Washington is reportedly assessing the possibility of extraditing Fetullah Gulen, one of Turkey's most wanted fugitives. But can the Trump administration really put Gulen on the deportation trial?
Turkey has been demanding the extradition of Fetullah Gulen, the head of the Fetullah Terrorist Organisation (FETO), for over two years. Gulen has been living in self-imposed exile in the US state of Pennsylvania for about 20 years. Much to the surprise of many Turkey observers, the US media network NBC reported on November 15 that the State Department has been examining legal means to extradite him.
The report suggested that the extradition is being discussed to "ease" Turkey’s pressure on the US’ partner Riyadh over the killing of Saudi journalist Jamal Khashoggi. But both Turkey and the US deny any link between the murder investigation and Gulen’s extradition, a source of long-standing dispute between the two NATO allies.
“I think Trump administration has been trying to find a better basis for a relationship with Turkey, as it is becoming more mature and more powerful in the Middle East and its interest is always lined up with the US's interests,” Jacob Shapiro, director of analysis for Geopolitical Futures tells TRT World.
Matthew Bryza, a former US ambassador to Azerbaijan, suggests that what really freed up a lot of blocked issues between Turkey and the US was Ankara’s decision to release the Pastor Andrew Brunson, who was arrested in 2016 on terrorism charges.
“What is improving in the US-Turkey relationships I think is the relationship between the governments, and that’s not because of the Khashoggi case at all,” Bryza tells TRT World.
Turkey has been formally seeking the extradition of Gulen ever since FETO members attempted a military coup in July 2016, which claimed the lives of 249 people and injured more than 2,000 others.
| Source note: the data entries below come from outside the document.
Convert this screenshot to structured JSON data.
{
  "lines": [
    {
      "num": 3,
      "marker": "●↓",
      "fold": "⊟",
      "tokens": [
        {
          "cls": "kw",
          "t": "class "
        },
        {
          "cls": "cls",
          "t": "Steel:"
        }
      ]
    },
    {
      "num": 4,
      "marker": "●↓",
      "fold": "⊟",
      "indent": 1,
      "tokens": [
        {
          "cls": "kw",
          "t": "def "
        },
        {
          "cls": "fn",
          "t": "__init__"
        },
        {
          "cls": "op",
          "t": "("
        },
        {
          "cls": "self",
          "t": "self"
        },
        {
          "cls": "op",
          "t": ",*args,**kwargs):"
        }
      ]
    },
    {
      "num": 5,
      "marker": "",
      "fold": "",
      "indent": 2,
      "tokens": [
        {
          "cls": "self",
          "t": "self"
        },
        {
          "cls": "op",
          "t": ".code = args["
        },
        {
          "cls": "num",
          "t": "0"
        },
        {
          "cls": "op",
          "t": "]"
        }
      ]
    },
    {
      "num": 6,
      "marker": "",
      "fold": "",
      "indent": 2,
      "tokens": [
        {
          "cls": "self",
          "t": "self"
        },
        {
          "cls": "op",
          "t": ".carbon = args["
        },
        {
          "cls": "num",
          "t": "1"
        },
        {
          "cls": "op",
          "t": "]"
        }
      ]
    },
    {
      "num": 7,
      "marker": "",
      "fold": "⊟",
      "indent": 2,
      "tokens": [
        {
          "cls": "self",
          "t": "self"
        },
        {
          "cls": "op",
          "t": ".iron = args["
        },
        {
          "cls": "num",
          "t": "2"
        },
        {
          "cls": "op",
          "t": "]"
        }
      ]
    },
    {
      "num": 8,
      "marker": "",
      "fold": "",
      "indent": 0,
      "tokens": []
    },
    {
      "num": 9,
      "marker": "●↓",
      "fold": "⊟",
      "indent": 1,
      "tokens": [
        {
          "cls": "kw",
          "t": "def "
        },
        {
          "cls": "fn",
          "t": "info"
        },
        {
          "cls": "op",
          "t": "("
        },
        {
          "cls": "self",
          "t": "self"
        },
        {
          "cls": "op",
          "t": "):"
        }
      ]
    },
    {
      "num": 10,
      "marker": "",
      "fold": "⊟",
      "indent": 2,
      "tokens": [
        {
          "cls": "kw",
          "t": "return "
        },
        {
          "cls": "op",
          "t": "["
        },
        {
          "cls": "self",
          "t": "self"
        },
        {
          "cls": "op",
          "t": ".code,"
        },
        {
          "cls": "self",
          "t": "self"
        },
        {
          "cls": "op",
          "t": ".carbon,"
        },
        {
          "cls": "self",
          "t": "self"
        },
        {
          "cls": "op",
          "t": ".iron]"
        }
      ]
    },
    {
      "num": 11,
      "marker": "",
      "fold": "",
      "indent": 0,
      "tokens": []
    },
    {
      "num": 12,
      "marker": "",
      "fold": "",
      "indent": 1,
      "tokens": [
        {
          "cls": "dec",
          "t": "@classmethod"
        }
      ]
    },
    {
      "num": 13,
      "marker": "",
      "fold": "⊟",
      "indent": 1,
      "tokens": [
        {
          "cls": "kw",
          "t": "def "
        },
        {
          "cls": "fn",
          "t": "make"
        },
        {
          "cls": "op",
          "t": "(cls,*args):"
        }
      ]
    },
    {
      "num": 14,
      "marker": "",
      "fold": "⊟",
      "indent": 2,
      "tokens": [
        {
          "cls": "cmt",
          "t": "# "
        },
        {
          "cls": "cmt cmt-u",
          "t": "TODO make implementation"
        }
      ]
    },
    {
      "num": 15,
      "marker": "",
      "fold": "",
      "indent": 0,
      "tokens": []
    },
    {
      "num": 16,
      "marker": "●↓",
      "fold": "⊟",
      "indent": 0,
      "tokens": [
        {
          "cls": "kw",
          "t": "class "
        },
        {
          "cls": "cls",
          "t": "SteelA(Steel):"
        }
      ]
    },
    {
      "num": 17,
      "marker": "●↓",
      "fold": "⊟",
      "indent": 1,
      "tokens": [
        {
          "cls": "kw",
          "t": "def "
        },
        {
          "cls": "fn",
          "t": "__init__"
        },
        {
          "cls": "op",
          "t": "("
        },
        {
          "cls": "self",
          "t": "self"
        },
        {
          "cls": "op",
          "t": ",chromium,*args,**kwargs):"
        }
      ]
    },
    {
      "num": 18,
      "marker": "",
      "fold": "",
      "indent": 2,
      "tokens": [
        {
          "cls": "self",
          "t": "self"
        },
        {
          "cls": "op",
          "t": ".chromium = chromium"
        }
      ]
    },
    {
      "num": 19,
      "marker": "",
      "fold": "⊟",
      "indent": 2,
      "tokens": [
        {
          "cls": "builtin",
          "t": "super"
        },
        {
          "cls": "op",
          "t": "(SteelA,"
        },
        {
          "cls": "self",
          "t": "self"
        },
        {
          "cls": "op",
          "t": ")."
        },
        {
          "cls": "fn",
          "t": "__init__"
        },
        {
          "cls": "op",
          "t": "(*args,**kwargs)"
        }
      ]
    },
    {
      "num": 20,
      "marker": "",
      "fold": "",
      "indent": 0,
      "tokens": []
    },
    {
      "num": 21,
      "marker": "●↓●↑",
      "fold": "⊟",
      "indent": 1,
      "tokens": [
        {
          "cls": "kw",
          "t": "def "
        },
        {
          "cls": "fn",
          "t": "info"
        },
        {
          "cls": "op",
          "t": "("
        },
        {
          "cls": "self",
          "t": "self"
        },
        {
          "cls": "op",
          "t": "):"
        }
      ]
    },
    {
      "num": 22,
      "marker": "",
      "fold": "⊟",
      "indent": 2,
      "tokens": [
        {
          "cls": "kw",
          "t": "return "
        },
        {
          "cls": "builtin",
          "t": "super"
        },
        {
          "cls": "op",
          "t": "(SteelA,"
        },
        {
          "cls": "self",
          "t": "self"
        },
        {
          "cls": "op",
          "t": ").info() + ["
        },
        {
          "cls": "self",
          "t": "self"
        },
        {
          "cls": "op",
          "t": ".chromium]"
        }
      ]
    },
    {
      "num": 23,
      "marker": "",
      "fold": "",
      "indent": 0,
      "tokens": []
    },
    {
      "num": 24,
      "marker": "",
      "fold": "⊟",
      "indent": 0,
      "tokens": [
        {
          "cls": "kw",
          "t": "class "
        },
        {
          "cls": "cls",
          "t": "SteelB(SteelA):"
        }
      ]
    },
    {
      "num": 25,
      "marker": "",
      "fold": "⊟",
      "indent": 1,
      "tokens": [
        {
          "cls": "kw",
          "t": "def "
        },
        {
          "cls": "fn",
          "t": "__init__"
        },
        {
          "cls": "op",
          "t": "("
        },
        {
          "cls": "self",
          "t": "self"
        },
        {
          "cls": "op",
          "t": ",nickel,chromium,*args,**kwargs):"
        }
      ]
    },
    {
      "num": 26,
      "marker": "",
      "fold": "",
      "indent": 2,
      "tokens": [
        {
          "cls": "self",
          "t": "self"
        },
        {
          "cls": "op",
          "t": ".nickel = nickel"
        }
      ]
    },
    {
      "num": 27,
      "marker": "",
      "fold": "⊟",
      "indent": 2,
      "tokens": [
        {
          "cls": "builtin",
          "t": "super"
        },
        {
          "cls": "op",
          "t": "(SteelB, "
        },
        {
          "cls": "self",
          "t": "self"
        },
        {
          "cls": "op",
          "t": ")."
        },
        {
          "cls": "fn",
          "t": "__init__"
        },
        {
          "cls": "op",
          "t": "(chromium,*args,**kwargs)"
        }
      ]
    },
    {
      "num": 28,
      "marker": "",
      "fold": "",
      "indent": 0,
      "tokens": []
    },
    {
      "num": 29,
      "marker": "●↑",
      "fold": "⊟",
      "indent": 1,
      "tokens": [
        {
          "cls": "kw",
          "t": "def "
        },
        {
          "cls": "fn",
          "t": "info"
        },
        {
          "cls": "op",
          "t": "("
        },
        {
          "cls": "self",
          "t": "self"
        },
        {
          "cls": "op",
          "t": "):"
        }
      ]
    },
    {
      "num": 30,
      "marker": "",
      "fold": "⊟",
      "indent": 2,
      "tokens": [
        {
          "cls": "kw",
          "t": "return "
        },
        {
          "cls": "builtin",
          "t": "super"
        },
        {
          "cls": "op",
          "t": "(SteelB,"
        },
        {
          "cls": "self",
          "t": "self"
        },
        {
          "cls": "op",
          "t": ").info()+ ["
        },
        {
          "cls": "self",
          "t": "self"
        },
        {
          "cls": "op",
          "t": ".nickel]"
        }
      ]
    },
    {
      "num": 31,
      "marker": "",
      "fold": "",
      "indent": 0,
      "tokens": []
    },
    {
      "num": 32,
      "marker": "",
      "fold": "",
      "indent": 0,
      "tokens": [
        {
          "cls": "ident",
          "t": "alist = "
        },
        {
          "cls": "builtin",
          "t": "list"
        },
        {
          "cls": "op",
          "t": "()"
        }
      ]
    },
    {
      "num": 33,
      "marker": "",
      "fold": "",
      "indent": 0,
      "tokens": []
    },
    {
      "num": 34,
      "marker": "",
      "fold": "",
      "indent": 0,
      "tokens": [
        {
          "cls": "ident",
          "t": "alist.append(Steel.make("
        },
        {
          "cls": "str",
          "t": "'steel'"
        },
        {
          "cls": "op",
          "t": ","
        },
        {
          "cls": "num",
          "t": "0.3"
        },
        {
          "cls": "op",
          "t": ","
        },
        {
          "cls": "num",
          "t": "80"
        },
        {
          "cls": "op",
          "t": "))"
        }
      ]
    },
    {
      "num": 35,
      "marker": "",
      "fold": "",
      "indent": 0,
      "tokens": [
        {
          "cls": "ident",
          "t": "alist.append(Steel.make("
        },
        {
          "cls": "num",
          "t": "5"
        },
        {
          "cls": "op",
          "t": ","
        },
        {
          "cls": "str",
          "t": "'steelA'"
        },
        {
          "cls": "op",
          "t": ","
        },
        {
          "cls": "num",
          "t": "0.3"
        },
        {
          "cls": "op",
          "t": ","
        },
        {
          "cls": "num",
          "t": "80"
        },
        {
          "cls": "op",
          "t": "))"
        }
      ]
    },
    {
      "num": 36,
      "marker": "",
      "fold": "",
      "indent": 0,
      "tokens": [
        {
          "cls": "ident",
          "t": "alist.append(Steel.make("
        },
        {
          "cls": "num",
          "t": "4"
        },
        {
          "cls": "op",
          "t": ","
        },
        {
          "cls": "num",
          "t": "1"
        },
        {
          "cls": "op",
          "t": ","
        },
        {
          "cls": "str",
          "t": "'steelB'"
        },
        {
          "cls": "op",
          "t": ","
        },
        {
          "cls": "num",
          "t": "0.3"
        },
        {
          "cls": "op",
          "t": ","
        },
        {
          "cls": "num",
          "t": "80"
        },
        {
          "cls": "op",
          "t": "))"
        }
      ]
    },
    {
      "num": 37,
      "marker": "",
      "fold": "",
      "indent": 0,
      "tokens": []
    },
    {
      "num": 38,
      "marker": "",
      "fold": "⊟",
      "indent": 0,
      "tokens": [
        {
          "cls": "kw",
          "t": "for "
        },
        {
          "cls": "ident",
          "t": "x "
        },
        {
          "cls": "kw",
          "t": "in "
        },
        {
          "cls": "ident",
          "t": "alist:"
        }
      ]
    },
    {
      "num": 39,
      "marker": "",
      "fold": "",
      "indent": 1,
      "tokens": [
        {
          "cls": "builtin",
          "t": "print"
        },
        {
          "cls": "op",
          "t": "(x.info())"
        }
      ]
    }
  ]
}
On Washington's request, Turkey’s Justice Ministry handed over 80 boxes of evidence to US prosecutors and continue to share new findings from time to time.
The case didn’t make much progress, as the US authorities rejected expelling Gulen, saying the evidence provided by Turkey wasn't strong enough for the US Justice Department to process his expulsion.
The Gulen case continued to be a source of diplomatic tension between the two governments in the following years.
Shapiro, the head of Geopolitical Futures, says the Trump administration is likely to face resistance from some quarters of the White House even though the president seems to be willing to mend ties with Turkey.
In late September, Turkish President Recep Tayyip Erdogan called the US to extradite Gulen again and proposed a swap deal. A Turkish court ruling to release the pastor came a month after. On November 6, the US announced that it was offering a total of $12 million for information leading to the identification or location of three senior members of the PKK, an outlawed militant group which has led a terror campaign against Turkey for four decades. The move was widely perceived as the US’ attempt to warm up to Ankara.
Bryza says, if the extradition happens, it would be through an investigation by the US Department of Justice.
“A federal prosecutor will bring the case to a judge and the judge has to be convinced that this person needs to be extradited,” Bryza says. “The president cannot decide to extradite Gulen. Trump has no impact on the judge – except presenting new information.”
However, he adds, President Trump can order the Justice Department to begin investigating whether Gulen needs to extradited.
“The president can order an investigation of the Gulen network, can order an investigation on Gulen himself; the president can order an investigation to his possible extradition,” he explains.
In July, a US official in Turkey said that cooperation between Turkish and US law enforcement agencies over Gulen had improved in recent months as Turkey said new evidence would be presented to the US prosecutors.
But Shapiro thinks the Gulen case will continue to be on the table for a longer time.
“Turkey and the US have other issues on the table,” he says. “Delaying has been a political flashpoint, it's not the main affair.”
For Bryza, it would be surprising and disappointing if the US side decides to proceed with the extradition for political reasons – as claimed in the recent report.
“The investigation on the extradition should be regardless of politics,” he says. “It should be justice reasons, not political reasons.”